(Tiper Stock Exchange) – BPM deskBCC Iccrea Group and FSI have signed a binding agreement for the establishment of a strategic partnership aimed at the development of a new Italian and independent reality in the digital payments sectorwhich intends to be a point of reference in the fintech landscape with an innovation-oriented approach and the growth of digitization in the country.
Today’s agreement follows the exclusive communicated on July 11th. The goal is to get to closing by the first quarter of 2024. The agreement provides for a lock up of Banco BPM until 2026 and the usual exit mechanisms for this type of transaction.
The agreement provides for the contribution of Banco BPM’s e-money business to the joint venture, with recognition of one mixed payment in cash and in shares issued by the Pay Holding vehicle, which in turn controls the entire share capital of BCC Pay – which will shortly be rebranded. As a result of the transaction, Pay Holding will be held for approximately 43% by FSI and approximately 28.6% each by Banco BPM and Iccrea Banca.

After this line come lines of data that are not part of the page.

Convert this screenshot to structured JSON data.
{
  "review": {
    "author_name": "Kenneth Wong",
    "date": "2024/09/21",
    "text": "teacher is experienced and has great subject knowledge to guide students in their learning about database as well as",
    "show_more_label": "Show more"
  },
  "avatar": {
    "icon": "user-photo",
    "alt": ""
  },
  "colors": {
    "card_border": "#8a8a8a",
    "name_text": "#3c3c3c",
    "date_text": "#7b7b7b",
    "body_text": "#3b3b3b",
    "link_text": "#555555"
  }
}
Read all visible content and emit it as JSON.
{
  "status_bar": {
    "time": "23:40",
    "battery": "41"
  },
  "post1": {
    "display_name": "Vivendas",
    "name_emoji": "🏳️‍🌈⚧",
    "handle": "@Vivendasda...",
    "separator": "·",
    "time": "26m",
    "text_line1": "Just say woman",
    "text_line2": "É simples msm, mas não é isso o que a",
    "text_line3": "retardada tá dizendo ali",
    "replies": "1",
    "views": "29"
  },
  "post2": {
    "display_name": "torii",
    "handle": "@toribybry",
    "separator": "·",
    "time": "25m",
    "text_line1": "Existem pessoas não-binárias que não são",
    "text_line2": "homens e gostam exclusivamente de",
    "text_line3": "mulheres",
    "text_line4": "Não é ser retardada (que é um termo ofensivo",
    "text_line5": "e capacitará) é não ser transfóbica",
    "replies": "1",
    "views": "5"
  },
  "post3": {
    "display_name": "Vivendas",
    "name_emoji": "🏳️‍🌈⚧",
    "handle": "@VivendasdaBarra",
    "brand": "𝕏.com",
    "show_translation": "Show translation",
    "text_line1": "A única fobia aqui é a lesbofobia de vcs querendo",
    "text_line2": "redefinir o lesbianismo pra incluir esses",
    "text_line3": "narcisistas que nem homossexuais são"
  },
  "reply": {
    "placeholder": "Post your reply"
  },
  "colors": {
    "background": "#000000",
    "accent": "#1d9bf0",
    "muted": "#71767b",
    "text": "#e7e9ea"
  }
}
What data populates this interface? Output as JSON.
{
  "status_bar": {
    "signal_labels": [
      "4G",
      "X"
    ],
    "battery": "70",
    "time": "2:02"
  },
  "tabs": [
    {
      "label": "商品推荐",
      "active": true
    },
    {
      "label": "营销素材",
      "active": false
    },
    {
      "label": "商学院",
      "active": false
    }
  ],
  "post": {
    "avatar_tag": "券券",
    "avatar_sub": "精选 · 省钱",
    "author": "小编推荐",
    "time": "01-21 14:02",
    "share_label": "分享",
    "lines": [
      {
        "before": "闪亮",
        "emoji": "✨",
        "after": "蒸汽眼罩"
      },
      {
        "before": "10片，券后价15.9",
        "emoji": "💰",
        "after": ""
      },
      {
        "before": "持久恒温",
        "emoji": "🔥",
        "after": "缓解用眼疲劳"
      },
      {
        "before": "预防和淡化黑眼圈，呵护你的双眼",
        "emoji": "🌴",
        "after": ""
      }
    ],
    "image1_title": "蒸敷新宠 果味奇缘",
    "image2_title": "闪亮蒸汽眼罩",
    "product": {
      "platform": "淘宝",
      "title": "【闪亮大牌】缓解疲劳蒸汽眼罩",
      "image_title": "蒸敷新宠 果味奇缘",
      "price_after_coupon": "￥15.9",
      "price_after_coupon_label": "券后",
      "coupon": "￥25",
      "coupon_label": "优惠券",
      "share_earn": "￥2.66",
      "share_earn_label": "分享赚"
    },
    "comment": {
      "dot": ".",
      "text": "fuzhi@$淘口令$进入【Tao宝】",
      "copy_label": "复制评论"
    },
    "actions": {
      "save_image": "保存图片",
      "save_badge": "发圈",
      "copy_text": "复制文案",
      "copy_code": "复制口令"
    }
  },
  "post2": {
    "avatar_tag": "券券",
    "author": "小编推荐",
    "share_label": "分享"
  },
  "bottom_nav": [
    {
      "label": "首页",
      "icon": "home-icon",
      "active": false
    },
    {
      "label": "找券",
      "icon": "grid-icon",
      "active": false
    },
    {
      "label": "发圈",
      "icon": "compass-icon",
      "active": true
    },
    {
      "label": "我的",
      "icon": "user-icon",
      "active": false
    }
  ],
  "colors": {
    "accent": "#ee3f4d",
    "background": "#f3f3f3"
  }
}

Following the transfer of Banco BPM’s e-money business, the joint venture will represent the second national operator with a market share of more than 10% in the e-money sector, with approximately 9 million cards, 400,000 POS and approximately €110 billion in intermediated transactions.
The agreement provides for the signing of a multi-year distribution agreement of the company’s services also on the Banco BPM network. According to the provisions, the bank will be able to preserve the current commission margins generated by electronic cards (over 140 million euros of net revenues in 2022, with an increase of 13% compared to 2021).
Banco BPM will receive a immediate payment of 500 million euroswith an upfront cash component of approximately 200 million euros, to which the deferred price components will be added, for a further maximum of 100 million euros, which could lead to a value of 600 million euros.
At the time of closing, the transaction will have a positive impact on the fully loaded CET1 ratio of Banco BPM estimated at around 32 bps, including the effect of the acquisition of the investment. Also considering any future price integrations, the effect on the fully loaded CET1 ratio could rise up to around 50 bps.